The 45-year-old caddie had spent the day managing his player's stress, and it took a heavy toll on him too. Day was sent to his golf academy 15 years ago, after the boy's father, Alvin, died of cancer the same year Swatton lost his own father, Alan, to the same disease. Day and Swatton have talked about their shared pain. No matter the outcome on Father's Day at Chambers Bay, they'll both be dealing with the worst kind of void.
"That's the biggest thing about losing your dad," Swatton said. "He can't be there for your special moments."
As a teenager, Day made himself a prospect by outworking more talented kids on Swatton's range. He read Tiger Woods' book, "How I Play Golf," and decided he wanted to someday win tournaments like the one and only.
Day hasn't won a big one yet. He has managed five top-five finishes in majors. But if he wins his first Sunday, chances are it will feel like he has won the career Grand Slam.
No, it won't be easy. Jordan Spieth is chasing the second leg of that Grand Slam, and Dustin Johnson is an ultra-athletic slugger who can win in a ballpark this big. But if Jason Day was strong enough Saturday to hit the ball better than he had the first two days and drop five birdie putts on the back nine -- with his head spinning, no less -- who could possibly bet against him Sunday?
Day wouldn't even accept the offer of his fellow competitor, Kevin Kisner, to pick his golf ball out of the cups.
"When you're making birdies," Kisner said, "I don't care how bad you feel. You want to pick it out of the hole."

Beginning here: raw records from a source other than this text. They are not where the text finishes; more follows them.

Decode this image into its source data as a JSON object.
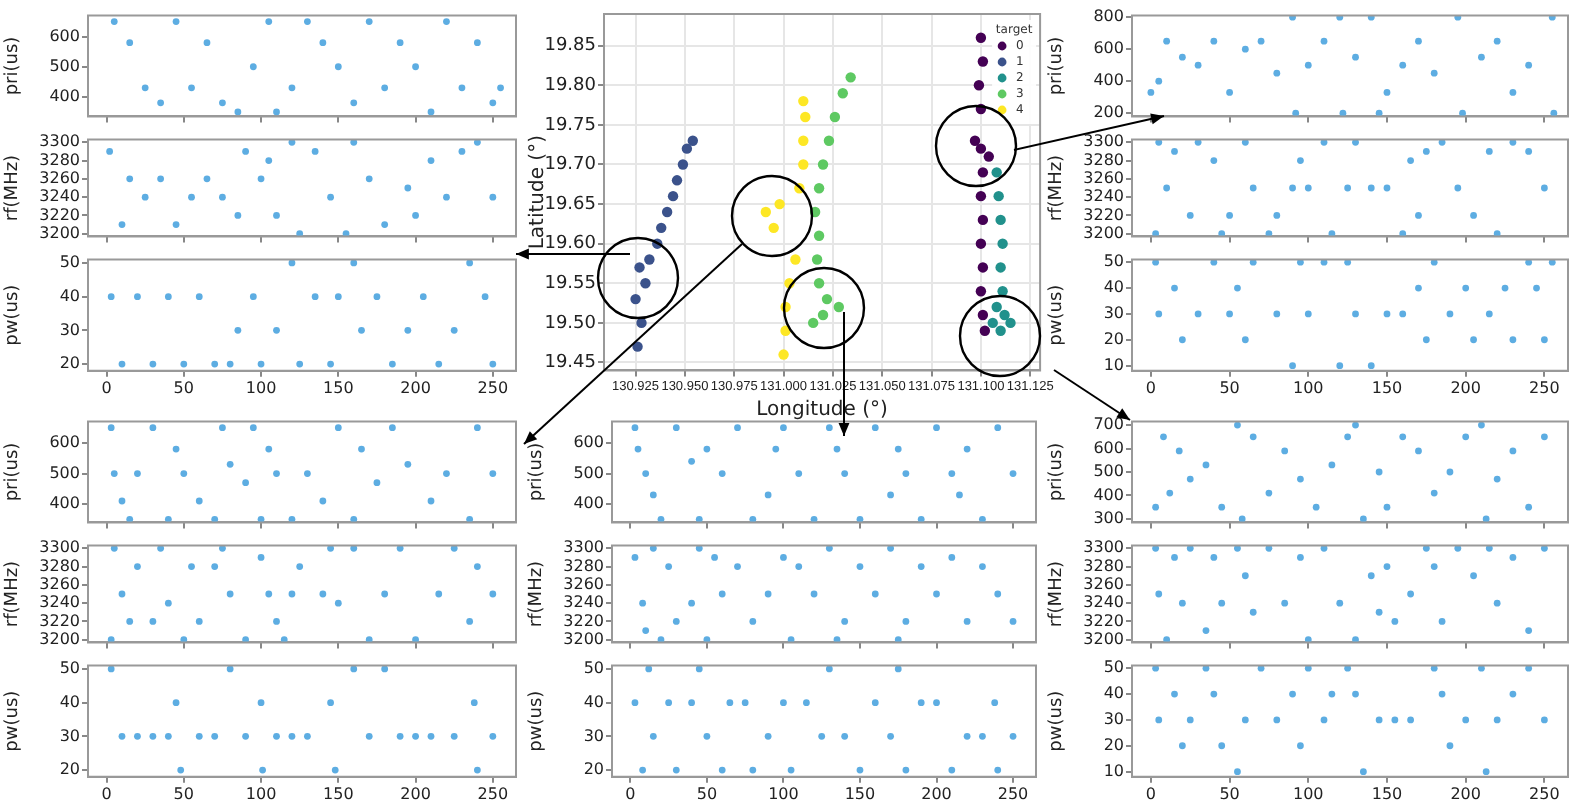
{
  "chart_data": [
    {
      "type": "scatter",
      "ylabel": "pri(us)",
      "xlim": [
        -12,
        265
      ],
      "xticks": [
        0,
        50,
        100,
        150,
        200,
        250
      ],
      "ylim": [
        335,
        670
      ],
      "yticks": [
        400,
        500,
        600
      ],
      "tick_labels": "y",
      "marker": "circle",
      "color": "#5dade2",
      "x": [
        5,
        15,
        25,
        35,
        45,
        55,
        65,
        75,
        85,
        95,
        105,
        110,
        120,
        130,
        140,
        150,
        160,
        170,
        180,
        190,
        200,
        210,
        220,
        230,
        240,
        250,
        255
      ],
      "values": [
        650,
        580,
        430,
        380,
        650,
        430,
        580,
        380,
        350,
        500,
        650,
        350,
        430,
        650,
        580,
        500,
        380,
        650,
        430,
        580,
        500,
        350,
        650,
        430,
        580,
        380,
        430
      ]
    },
    {
      "type": "scatter",
      "ylabel": "rf(MHz)",
      "xlim": [
        -12,
        265
      ],
      "xticks": [
        0,
        50,
        100,
        150,
        200,
        250
      ],
      "ylim": [
        3197,
        3303
      ],
      "yticks": [
        3200,
        3220,
        3240,
        3260,
        3280,
        3300
      ],
      "tick_labels": "y",
      "marker": "circle",
      "color": "#5dade2",
      "x": [
        2,
        10,
        15,
        25,
        35,
        45,
        55,
        65,
        75,
        85,
        90,
        100,
        105,
        110,
        120,
        125,
        135,
        145,
        155,
        160,
        170,
        180,
        195,
        200,
        210,
        220,
        230,
        240,
        250
      ],
      "values": [
        3290,
        3210,
        3260,
        3240,
        3260,
        3210,
        3240,
        3260,
        3240,
        3220,
        3290,
        3260,
        3280,
        3220,
        3300,
        3200,
        3290,
        3240,
        3200,
        3300,
        3260,
        3210,
        3250,
        3220,
        3280,
        3240,
        3290,
        3300,
        3240
      ]
    },
    {
      "type": "scatter",
      "ylabel": "pw(us)",
      "xlim": [
        -12,
        265
      ],
      "xticks": [
        0,
        50,
        100,
        150,
        200,
        250
      ],
      "ylim": [
        18,
        51
      ],
      "yticks": [
        20,
        30,
        40,
        50
      ],
      "marker": "circle",
      "color": "#5dade2",
      "x": [
        3,
        10,
        20,
        30,
        40,
        50,
        60,
        70,
        80,
        85,
        95,
        100,
        110,
        120,
        125,
        135,
        145,
        150,
        160,
        165,
        175,
        185,
        195,
        205,
        215,
        225,
        235,
        245,
        250
      ],
      "values": [
        40,
        20,
        40,
        20,
        40,
        20,
        40,
        20,
        20,
        30,
        40,
        20,
        30,
        50,
        20,
        40,
        20,
        40,
        50,
        30,
        40,
        20,
        30,
        40,
        20,
        30,
        50,
        40,
        20
      ]
    },
    {
      "type": "scatter",
      "xlabel": "Longitude (°)",
      "ylabel": "Latitude (°)",
      "legend_title": "target",
      "legend": "top right",
      "grid": true,
      "marker": "circle",
      "xlim": [
        130.909,
        131.13
      ],
      "xticks": [
        130.925,
        {
          "value": 130.95,
          "label": "130.950"
        },
        130.975,
        {
          "value": 131,
          "label": "131.000"
        },
        131.025,
        {
          "value": 131.05,
          "label": "131.050"
        },
        131.075,
        {
          "value": 131.1,
          "label": "131.100"
        },
        131.125
      ],
      "ylim": [
        19.44,
        19.89
      ],
      "yticks": [
        19.45,
        {
          "value": 19.5,
          "label": "19.50"
        },
        19.55,
        {
          "value": 19.6,
          "label": "19.60"
        },
        19.65,
        {
          "value": 19.7,
          "label": "19.70"
        },
        19.75,
        {
          "value": 19.8,
          "label": "19.80"
        },
        19.85
      ],
      "series": [
        {
          "name": "0",
          "color": "#440154",
          "x": [
            131.1,
            131.101,
            131.099,
            131.1,
            131.097,
            131.1,
            131.104,
            131.101,
            131.1,
            131.101,
            131.1,
            131.101,
            131.1,
            131.101,
            131.102
          ],
          "values": [
            19.86,
            19.83,
            19.8,
            19.77,
            19.73,
            19.72,
            19.71,
            19.69,
            19.66,
            19.63,
            19.6,
            19.57,
            19.54,
            19.51,
            19.49
          ]
        },
        {
          "name": "1",
          "color": "#3b528b",
          "x": [
            130.926,
            130.928,
            130.925,
            130.93,
            130.927,
            130.932,
            130.936,
            130.938,
            130.941,
            130.944,
            130.946,
            130.949,
            130.951,
            130.954
          ],
          "values": [
            19.47,
            19.5,
            19.53,
            19.55,
            19.57,
            19.58,
            19.6,
            19.62,
            19.64,
            19.66,
            19.68,
            19.7,
            19.72,
            19.73
          ]
        },
        {
          "name": "2",
          "color": "#21918c",
          "x": [
            131.108,
            131.109,
            131.11,
            131.111,
            131.11,
            131.111,
            131.108,
            131.112,
            131.106,
            131.11,
            131.115
          ],
          "values": [
            19.69,
            19.66,
            19.63,
            19.6,
            19.57,
            19.54,
            19.52,
            19.51,
            19.5,
            19.49,
            19.5
          ]
        },
        {
          "name": "3",
          "color": "#5ec962",
          "x": [
            131.015,
            131.02,
            131.022,
            131.018,
            131.017,
            131.018,
            131.016,
            131.018,
            131.02,
            131.023,
            131.026,
            131.03,
            131.034,
            131.028
          ],
          "values": [
            19.5,
            19.51,
            19.53,
            19.55,
            19.58,
            19.61,
            19.64,
            19.67,
            19.7,
            19.73,
            19.76,
            19.79,
            19.81,
            19.52
          ]
        },
        {
          "name": "4",
          "color": "#fde725",
          "x": [
            131,
            131.001,
            131.001,
            131.003,
            131.006,
            130.995,
            130.991,
            130.998,
            131.008,
            131.01,
            131.01,
            131.011,
            131.01
          ],
          "values": [
            19.46,
            19.49,
            19.52,
            19.55,
            19.58,
            19.62,
            19.64,
            19.65,
            19.67,
            19.7,
            19.73,
            19.76,
            19.78
          ]
        }
      ]
    },
    {
      "type": "scatter",
      "ylabel": "pri(us)",
      "xlim": [
        -12,
        265
      ],
      "xticks": [
        0,
        50,
        100,
        150,
        200,
        250
      ],
      "ylim": [
        180,
        810
      ],
      "yticks": [
        200,
        400,
        600,
        800
      ],
      "tick_labels": "y",
      "marker": "circle",
      "color": "#5dade2",
      "x": [
        0,
        5,
        10,
        20,
        30,
        40,
        50,
        60,
        70,
        80,
        90,
        92,
        100,
        110,
        120,
        122,
        130,
        140,
        145,
        150,
        160,
        170,
        180,
        195,
        198,
        210,
        220,
        230,
        240,
        255,
        256
      ],
      "values": [
        330,
        400,
        650,
        550,
        500,
        650,
        330,
        600,
        650,
        450,
        800,
        200,
        500,
        650,
        800,
        200,
        550,
        800,
        200,
        330,
        500,
        650,
        450,
        800,
        200,
        550,
        650,
        330,
        500,
        800,
        200
      ]
    },
    {
      "type": "scatter",
      "ylabel": "rf(MHz)",
      "xlim": [
        -12,
        265
      ],
      "xticks": [
        0,
        50,
        100,
        150,
        200,
        250
      ],
      "ylim": [
        3197,
        3303
      ],
      "yticks": [
        3200,
        3220,
        3240,
        3260,
        3280,
        3300
      ],
      "tick_labels": "y",
      "marker": "circle",
      "color": "#5dade2",
      "x": [
        3,
        5,
        10,
        15,
        25,
        30,
        40,
        45,
        50,
        60,
        65,
        75,
        80,
        90,
        95,
        100,
        110,
        115,
        125,
        130,
        140,
        150,
        160,
        165,
        170,
        175,
        185,
        195,
        205,
        215,
        220,
        230,
        240,
        250
      ],
      "values": [
        3200,
        3300,
        3250,
        3290,
        3220,
        3300,
        3280,
        3200,
        3220,
        3300,
        3250,
        3200,
        3220,
        3250,
        3280,
        3250,
        3300,
        3200,
        3250,
        3300,
        3250,
        3250,
        3200,
        3280,
        3220,
        3290,
        3300,
        3250,
        3220,
        3290,
        3200,
        3300,
        3290,
        3250
      ]
    },
    {
      "type": "scatter",
      "ylabel": "pw(us)",
      "xlim": [
        -12,
        265
      ],
      "xticks": [
        0,
        50,
        100,
        150,
        200,
        250
      ],
      "ylim": [
        8,
        51
      ],
      "yticks": [
        10,
        20,
        30,
        40,
        50
      ],
      "marker": "circle",
      "color": "#5dade2",
      "x": [
        3,
        5,
        15,
        20,
        30,
        40,
        50,
        55,
        60,
        65,
        80,
        90,
        95,
        100,
        110,
        120,
        125,
        130,
        140,
        150,
        160,
        170,
        175,
        180,
        190,
        200,
        205,
        215,
        225,
        230,
        240,
        245,
        250,
        255
      ],
      "values": [
        50,
        30,
        40,
        20,
        30,
        50,
        30,
        40,
        20,
        50,
        30,
        10,
        50,
        30,
        50,
        10,
        50,
        30,
        10,
        30,
        30,
        40,
        20,
        50,
        30,
        40,
        20,
        30,
        40,
        20,
        50,
        40,
        20,
        50
      ]
    },
    {
      "type": "scatter",
      "ylabel": "pri(us)",
      "xlim": [
        -12,
        265
      ],
      "xticks": [
        0,
        50,
        100,
        150,
        200,
        250
      ],
      "ylim": [
        340,
        670
      ],
      "yticks": [
        400,
        500,
        600
      ],
      "tick_labels": "y",
      "marker": "circle",
      "color": "#5dade2",
      "x": [
        3,
        5,
        10,
        15,
        20,
        30,
        40,
        45,
        50,
        60,
        70,
        75,
        80,
        90,
        95,
        100,
        105,
        110,
        120,
        130,
        140,
        150,
        160,
        165,
        175,
        185,
        195,
        210,
        220,
        235,
        240,
        250
      ],
      "values": [
        650,
        500,
        410,
        350,
        500,
        650,
        350,
        580,
        500,
        410,
        350,
        650,
        530,
        470,
        650,
        350,
        580,
        500,
        350,
        500,
        410,
        650,
        350,
        580,
        470,
        650,
        530,
        410,
        500,
        350,
        650,
        500
      ]
    },
    {
      "type": "scatter",
      "ylabel": "rf(MHz)",
      "xlim": [
        -12,
        265
      ],
      "xticks": [
        0,
        50,
        100,
        150,
        200,
        250
      ],
      "ylim": [
        3197,
        3303
      ],
      "yticks": [
        3200,
        3220,
        3240,
        3260,
        3280,
        3300
      ],
      "tick_labels": "y",
      "marker": "circle",
      "color": "#5dade2",
      "x": [
        3,
        5,
        10,
        15,
        20,
        30,
        35,
        40,
        50,
        55,
        60,
        70,
        75,
        80,
        90,
        100,
        105,
        110,
        115,
        120,
        125,
        140,
        145,
        150,
        160,
        170,
        180,
        190,
        200,
        215,
        225,
        235,
        240,
        250
      ],
      "values": [
        3200,
        3300,
        3250,
        3220,
        3280,
        3220,
        3300,
        3240,
        3200,
        3280,
        3220,
        3280,
        3300,
        3250,
        3200,
        3290,
        3250,
        3220,
        3200,
        3250,
        3280,
        3250,
        3300,
        3240,
        3300,
        3200,
        3250,
        3300,
        3200,
        3250,
        3300,
        3220,
        3280,
        3250
      ]
    },
    {
      "type": "scatter",
      "ylabel": "pw(us)",
      "xlim": [
        -12,
        265
      ],
      "xticks": [
        0,
        50,
        100,
        150,
        200,
        250
      ],
      "ylim": [
        18,
        51
      ],
      "yticks": [
        20,
        30,
        40,
        50
      ],
      "marker": "circle",
      "color": "#5dade2",
      "x": [
        3,
        10,
        20,
        30,
        40,
        45,
        48,
        60,
        70,
        80,
        90,
        100,
        101,
        110,
        120,
        130,
        145,
        148,
        160,
        170,
        180,
        190,
        200,
        210,
        225,
        238,
        240,
        250
      ],
      "values": [
        50,
        30,
        30,
        30,
        30,
        40,
        20,
        30,
        30,
        50,
        30,
        40,
        20,
        30,
        30,
        30,
        40,
        20,
        50,
        30,
        50,
        30,
        30,
        30,
        30,
        40,
        20,
        30
      ]
    },
    {
      "type": "scatter",
      "ylabel": "pri(us)",
      "xlim": [
        -12,
        265
      ],
      "xticks": [
        0,
        50,
        100,
        150,
        200,
        250
      ],
      "ylim": [
        340,
        670
      ],
      "yticks": [
        400,
        500,
        600
      ],
      "tick_labels": "y",
      "marker": "circle",
      "color": "#5dade2",
      "x": [
        3,
        5,
        10,
        15,
        20,
        30,
        40,
        45,
        50,
        60,
        70,
        80,
        90,
        95,
        100,
        110,
        120,
        130,
        135,
        140,
        150,
        160,
        170,
        175,
        180,
        190,
        200,
        210,
        215,
        220,
        230,
        240,
        250
      ],
      "values": [
        650,
        580,
        500,
        430,
        350,
        650,
        540,
        350,
        580,
        500,
        650,
        350,
        430,
        580,
        650,
        500,
        350,
        650,
        580,
        500,
        350,
        650,
        430,
        580,
        500,
        350,
        650,
        500,
        430,
        580,
        350,
        650,
        500
      ]
    },
    {
      "type": "scatter",
      "ylabel": "rf(MHz)",
      "xlim": [
        -12,
        265
      ],
      "xticks": [
        0,
        50,
        100,
        150,
        200,
        250
      ],
      "ylim": [
        3197,
        3303
      ],
      "yticks": [
        3200,
        3220,
        3240,
        3260,
        3280,
        3300
      ],
      "tick_labels": "y",
      "marker": "circle",
      "color": "#5dade2",
      "x": [
        3,
        8,
        10,
        15,
        20,
        25,
        30,
        40,
        45,
        50,
        55,
        60,
        70,
        80,
        90,
        100,
        105,
        110,
        120,
        130,
        135,
        140,
        150,
        160,
        170,
        175,
        180,
        190,
        200,
        210,
        220,
        230,
        240,
        250
      ],
      "values": [
        3290,
        3240,
        3210,
        3300,
        3200,
        3280,
        3220,
        3240,
        3300,
        3200,
        3290,
        3250,
        3280,
        3220,
        3250,
        3290,
        3200,
        3280,
        3250,
        3300,
        3200,
        3220,
        3280,
        3250,
        3300,
        3200,
        3220,
        3280,
        3250,
        3290,
        3220,
        3280,
        3250,
        3220
      ]
    },
    {
      "type": "scatter",
      "ylabel": "pw(us)",
      "xlim": [
        -12,
        265
      ],
      "xticks": [
        0,
        50,
        100,
        150,
        200,
        250
      ],
      "ylim": [
        18,
        51
      ],
      "yticks": [
        20,
        30,
        40,
        50
      ],
      "marker": "circle",
      "color": "#5dade2",
      "x": [
        3,
        8,
        12,
        15,
        25,
        30,
        40,
        45,
        50,
        60,
        65,
        75,
        80,
        90,
        100,
        105,
        115,
        125,
        130,
        140,
        150,
        160,
        170,
        175,
        180,
        190,
        200,
        210,
        220,
        230,
        238,
        240,
        250
      ],
      "values": [
        40,
        20,
        50,
        30,
        40,
        20,
        40,
        50,
        30,
        20,
        40,
        40,
        20,
        30,
        40,
        20,
        40,
        30,
        50,
        30,
        20,
        40,
        30,
        50,
        20,
        40,
        40,
        20,
        30,
        30,
        40,
        20,
        30
      ]
    },
    {
      "type": "scatter",
      "ylabel": "pri(us)",
      "xlim": [
        -12,
        265
      ],
      "xticks": [
        0,
        50,
        100,
        150,
        200,
        250
      ],
      "ylim": [
        285,
        715
      ],
      "yticks": [
        300,
        400,
        500,
        600,
        700
      ],
      "tick_labels": "y",
      "marker": "circle",
      "color": "#5dade2",
      "x": [
        3,
        8,
        12,
        18,
        25,
        35,
        45,
        55,
        58,
        65,
        75,
        85,
        95,
        105,
        115,
        125,
        130,
        135,
        145,
        150,
        160,
        170,
        180,
        190,
        200,
        210,
        213,
        220,
        230,
        240,
        250
      ],
      "values": [
        350,
        650,
        410,
        590,
        470,
        530,
        350,
        700,
        300,
        650,
        410,
        590,
        470,
        350,
        530,
        650,
        700,
        300,
        500,
        350,
        650,
        590,
        410,
        500,
        650,
        700,
        300,
        470,
        590,
        350,
        650
      ]
    },
    {
      "type": "scatter",
      "ylabel": "rf(MHz)",
      "xlim": [
        -12,
        265
      ],
      "xticks": [
        0,
        50,
        100,
        150,
        200,
        250
      ],
      "ylim": [
        3197,
        3303
      ],
      "yticks": [
        3200,
        3220,
        3240,
        3260,
        3280,
        3300
      ],
      "tick_labels": "y",
      "marker": "circle",
      "color": "#5dade2",
      "x": [
        3,
        5,
        10,
        15,
        20,
        25,
        35,
        40,
        45,
        55,
        60,
        65,
        75,
        85,
        95,
        100,
        110,
        120,
        130,
        140,
        145,
        150,
        155,
        165,
        175,
        180,
        185,
        195,
        205,
        215,
        220,
        230,
        240,
        250
      ],
      "values": [
        3300,
        3250,
        3200,
        3290,
        3240,
        3300,
        3210,
        3290,
        3240,
        3300,
        3270,
        3230,
        3300,
        3240,
        3290,
        3200,
        3300,
        3240,
        3200,
        3270,
        3230,
        3280,
        3220,
        3250,
        3300,
        3280,
        3220,
        3300,
        3270,
        3300,
        3240,
        3290,
        3210,
        3300
      ]
    },
    {
      "type": "scatter",
      "ylabel": "pw(us)",
      "xlim": [
        -12,
        265
      ],
      "xticks": [
        0,
        50,
        100,
        150,
        200,
        250
      ],
      "ylim": [
        8,
        51
      ],
      "yticks": [
        10,
        20,
        30,
        40,
        50
      ],
      "marker": "circle",
      "color": "#5dade2",
      "x": [
        3,
        5,
        15,
        20,
        25,
        35,
        40,
        45,
        55,
        60,
        70,
        80,
        90,
        95,
        100,
        110,
        115,
        125,
        130,
        135,
        145,
        155,
        165,
        180,
        185,
        190,
        200,
        210,
        213,
        220,
        230,
        240,
        250
      ],
      "values": [
        50,
        30,
        40,
        20,
        30,
        50,
        40,
        20,
        10,
        30,
        50,
        30,
        40,
        20,
        50,
        30,
        40,
        50,
        40,
        10,
        30,
        30,
        30,
        50,
        40,
        20,
        30,
        50,
        10,
        30,
        40,
        50,
        30
      ]
    }
  ]
}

Day has something else on his side too. His caddie is such a dead ringer for a younger Jack Nicklaus that the Golden Bear's wife, Barbara, approached him at a Palm Springs hotel 10 years ago thinking Swatton was her spouse.

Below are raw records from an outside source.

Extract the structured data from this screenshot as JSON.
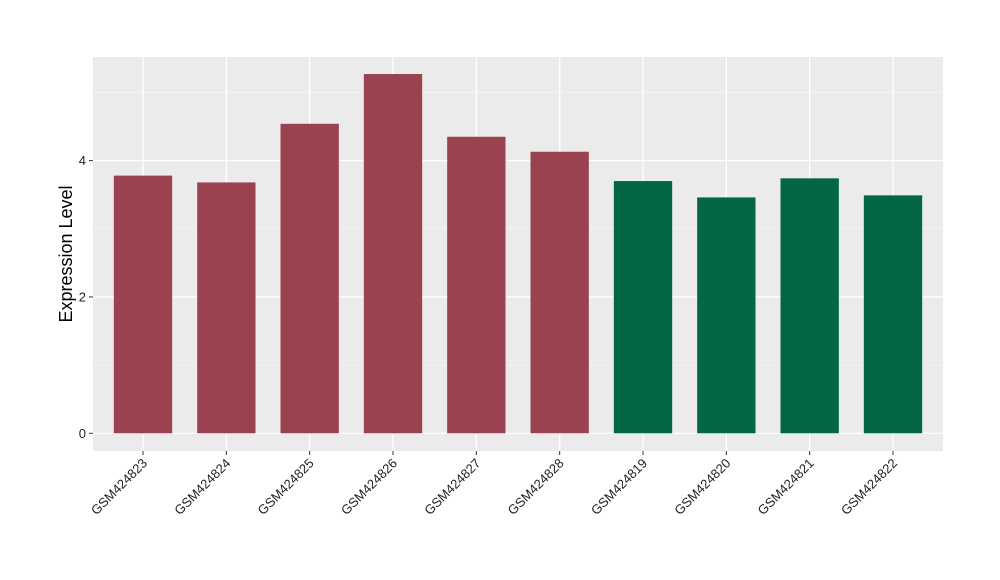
{
  "chart_data": {
    "type": "bar",
    "title": "",
    "xlabel": "",
    "ylabel": "Expression Level",
    "categories": [
      "GSM424823",
      "GSM424824",
      "GSM424825",
      "GSM424826",
      "GSM424827",
      "GSM424828",
      "GSM424819",
      "GSM424820",
      "GSM424821",
      "GSM424822"
    ],
    "values": [
      3.78,
      3.68,
      4.54,
      5.27,
      4.35,
      4.13,
      3.7,
      3.46,
      3.74,
      3.49
    ],
    "bar_colors": [
      "#9A4250",
      "#9A4250",
      "#9A4250",
      "#9A4250",
      "#9A4250",
      "#9A4250",
      "#036645",
      "#036645",
      "#036645",
      "#036645"
    ],
    "yticks": [
      0,
      2,
      4
    ],
    "ylim": [
      -0.26,
      5.52
    ],
    "grid": true,
    "legend": "none"
  },
  "colors": {
    "panel_background": "#EBEBEB",
    "grid_major": "#FFFFFF",
    "grid_minor": "#F5F5F5",
    "group_a": "#9A4250",
    "group_b": "#036645"
  }
}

"And when I turned around, she said, 'Oh, I'm sorry,'" Swatton recalled with a laugh. "Jack came down a few minutes later."
Nicklaus won the Masters at age 46, Woods beat Rocco Mediate in that Torrey Pines playoff on one leg, and Venturi conquered his survival test at Congressional, all among the game's greatest major championship feats.
Now Day has a chance to put his name right next to theirs.
"But whatever happens tomorrow," Swatton said as the sun started to fade on an indelible Saturday at the U.S. Open, "what just happened will always be remembered as an amazing round of golf."
This is true. Win, lose or withdraw on Father's Day, nobody can take this U.S. Open moment from Jason Day and the wise man who shepherded him home.